Setelah menempuh perjalanan yang melelahkan, akhirnya mereka tiba di Oksibil. Melewati perkampungan yang dipagari dengan tumpukan batu atau pagar dari kayu yang disusun melingkar. Memasuki gerbang dengan anak tangga setinggi kurang lebih satu meter dengan atap ilalang menyerupai sebuah honai.
Pagar yang berfungsi sebagai daerah teritorial dan mencegah babi keluar. Bertegur sapa dengan mama-mama yang menggendong anak di pundak dan noken yang terkait di dahi. Sedangkan kaum lelaki yang berusia lanjut masih mengenakan koteka, dan kaum mudanya berpakaian ala kadarnya. Inilah pesona asli Papua.
Nampak dua orang anak dengan bertelanjang kaki, riang bermain dan berlarian kesana kemari, bahkan tak canggung ketika Pratiwi membidikkan kameranya seolah mereka pun ingin mengabadikan ekspresi kegembiraan mereka.
Babi-babi nampak berkeliaran kesana kemari tanpa rasa terancam oleh para pemburu. Sungguh sebuah keriangan yang jarang sekali Pratiwi temukan terutama di Jakarta. Rumah anak-anak ini jauh di balik bukit sana, namun mereka tanpa rasa takut bebas bermain kemana saja. Masa-masa yang menyenangkan, karena hanya itu yang bisa mereka lakukan.

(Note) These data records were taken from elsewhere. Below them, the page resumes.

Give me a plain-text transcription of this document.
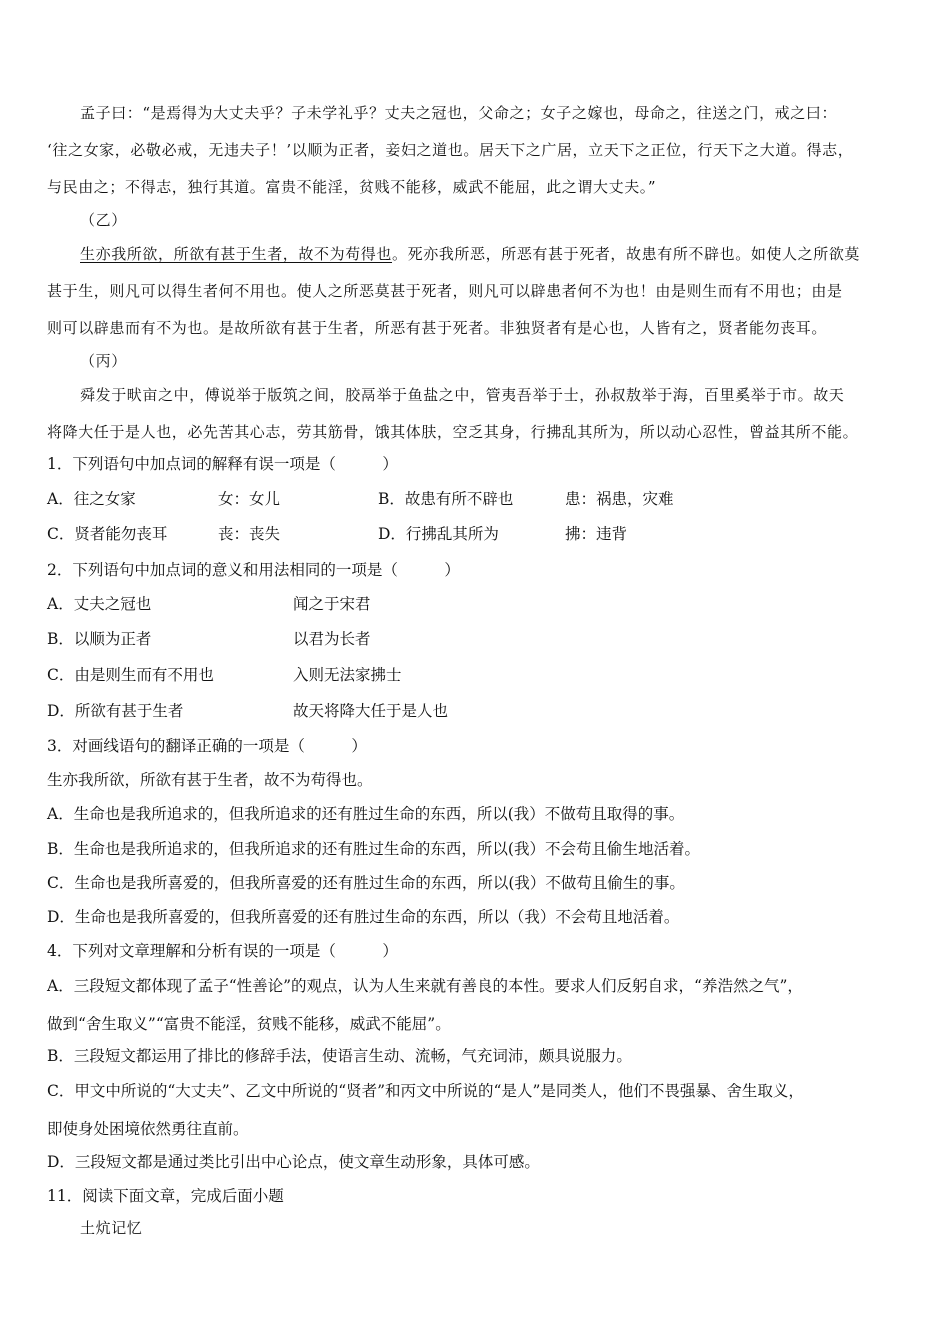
孟子曰：“是焉得为大丈夫乎？子未学礼乎？丈夫之冠也，父命之；女子之嫁也，母命之，往送之门，戒之曰：
‘往之女家，必敬必戒，无违夫子！’以顺为正者，妾妇之道也。居天下之广居，立天下之正位，行天下之大道。得志，
与民由之；不得志，独行其道。富贵不能淫，贫贱不能移，威武不能屈，此之谓大丈夫。”
（乙）
生亦我所欲，所欲有甚于生者，故不为苟得也。死亦我所恶，所恶有甚于死者，故患有所不辟也。如使人之所欲莫
甚于生，则凡可以得生者何不用也。使人之所恶莫甚于死者，则凡可以辟患者何不为也！由是则生而有不用也；由是
则可以辟患而有不为也。是故所欲有甚于生者，所恶有甚于死者。非独贤者有是心也，人皆有之，贤者能勿丧耳。
（丙）
舜发于畎亩之中，傅说举于版筑之间，胶鬲举于鱼盐之中，管夷吾举于士，孙叔敖举于海，百里奚举于市。故天
将降大任于是人也，必先苦其心志，劳其筋骨，饿其体肤，空乏其身，行拂乱其所为，所以动心忍性，曾益其所不能。
1．下列语句中加点词的解释有误一项是（　　　）
A．往之女家	女：女儿	B．故患有所不辟也	患：祸患，灾难
C．贤者能勿丧耳	丧：丧失	D．行拂乱其所为	拂：违背
2．下列语句中加点词的意义和用法相同的一项是（　　　）
A．丈夫之冠也	闻之于宋君
B．以顺为正者	以君为长者
C．由是则生而有不用也	入则无法家拂士
D．所欲有甚于生者	故天将降大任于是人也
3．对画线语句的翻译正确的一项是（　　　）
生亦我所欲，所欲有甚于生者，故不为苟得也。
A．生命也是我所追求的，但我所追求的还有胜过生命的东西，所以(我）不做苟且取得的事。
B．生命也是我所追求的，但我所追求的还有胜过生命的东西，所以(我）不会苟且偷生地活着。
C．生命也是我所喜爱的，但我所喜爱的还有胜过生命的东西，所以(我）不做苟且偷生的事。
D．生命也是我所喜爱的，但我所喜爱的还有胜过生命的东西，所以（我）不会苟且地活着。
4．下列对文章理解和分析有误的一项是（　　　）
A．三段短文都体现了孟子“性善论”的观点，认为人生来就有善良的本性。要求人们反躬自求，“养浩然之气”，
做到“舍生取义”“富贵不能淫，贫贱不能移，威武不能屈”。
B．三段短文都运用了排比的修辞手法，使语言生动、流畅，气充词沛，颇具说服力。
C．甲文中所说的“大丈夫”、乙文中所说的“贤者”和丙文中所说的“是人”是同类人，他们不畏强暴、舍生取义，
即使身处困境依然勇往直前。
D．三段短文都是通过类比引出中心论点，使文章生动形象，具体可感。
11．阅读下面文章，完成后面小题
土炕记忆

Anak-anak kecil yang bermain di lapangan sepertinya begitu antusias melihat kedatangan Pratiwi dan Burhan. Mereka tidak canggung, malu ataupun takut.
Pratiwi menyapa seraya tangannya melambai memberikan isyarat agar mereka menghampirinya, ”Adik, adik selamat siang. Kemari sayang, ini ada oleh-oleh buat kalian.”
Dengan segera Pratiwi membongkar tas Deuter untuk memberikan delapan batang coklat untuk diberikan kepada mereka. Dan dengan riang mereka ramai-ramai berebutan coklat.
“Terimakasih… kakak!” kata mereka hampir bersamaan.
Pertanyaan singkat mereka lontarkan, “Kakak dari mana, siapa nama kakak, kakak yang akan jadi bapak ibu guru kami kah..?”
Pertanyaan itu membuat Pratiwi dan Burhan trenyuh dan terharu.
Mungkin seperti halnya dokter PTT, guru honorer yang mengajar di pedalaman, bukan perkara mudah untuk mendidik dan membina anak-anak dengan latar belakang budaya yang masih tertinggal, akan tetap dengan semangat dan kegigihan niat maka tidak mustahil jika suatu hari kelak akan muncul generasi baru anak Papua yang mampu membawa perubahan menuju Papua yang lebih baik.